The seller who operates under the influence of this fear should take a hard look at the upside of seller financing. Statistics show that sellers receive a significantly higher purchase price if they decide to accept terms. On average, a seller who sells for all cash receives approximately 70 percent of the asking price. This adds up to approximately 16 percent difference on a business listed for $150,000, meaning that the seller who is willing to accept terms will receive approximately $24,000 more than the seller who is asking for all cash.
Even with these compelling reasons to accept terms, sellers may still be reluctant. Selling a business can be perceived as a once-in-a-lifetime opportunity to hit the cash jackpot. Therefore, it is important to note that seller financing has advantages that, in many instances, far outweigh the immediate satisfaction of cash-in-hand.
- Seller financing greatly increases the chances that the business will sell.
- The seller offering terms will command a much higher price.
- The interest on a seller-financed deal will add significantly to the actual selling price. (For example, a seller carry-back note at eight percent carried over nine years will double the amount carried. Over a nine-year period, $100,000 at eight percent will result in the seller receiving $200,000.)
- With interest rates currently the lowest in years, sellers can get a much higher rate from a buyer than they can get from any financial institution.
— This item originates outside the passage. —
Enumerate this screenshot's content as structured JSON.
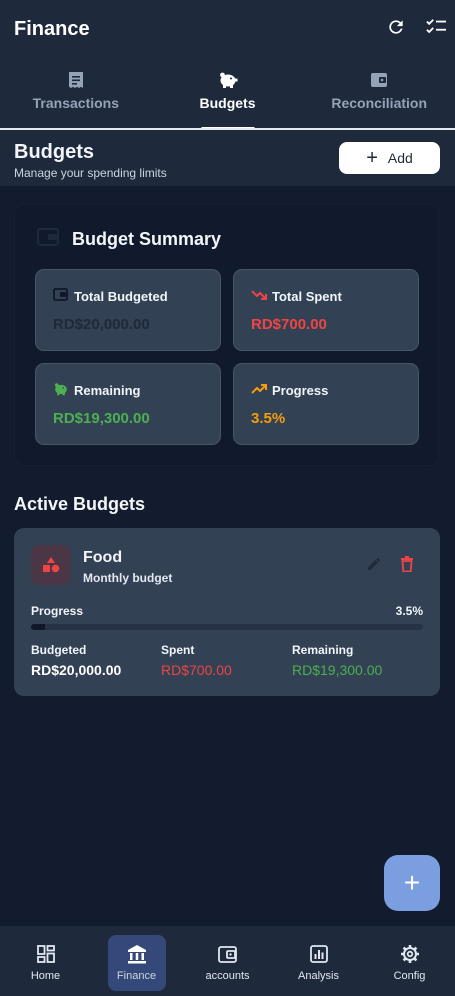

- The tax consequences of accepting terms can be much more advantageous than those of an all-cash sale.
- Financing the sale helps assure the success of both the sale and the business, since the buyer will perceive the offer of terms as a vote of confidence.
Obviously, there are no guarantees that the buyer will be successful in operating the business. However, it is well to note that, in most transactions, buyers are putting a substantial amount of personal cash on the line–in many cases, their entire capital. Although this investment doesn’t insure success, it does mean that the buyer will work hard to support such a commitment.
There are many ways to structure the seller-financed sale that make sense for both buyer and seller. Creative financing is an area where your business broker professional can be of help. He or she can recommend a variety of payment plans that, in many cases, can mean the difference between a successful transaction and one that is not. Serious sellers owe it to themselves to consider financing the sale. By lending a helping hand to buyers, they will, in most cases, be helping themselves as well.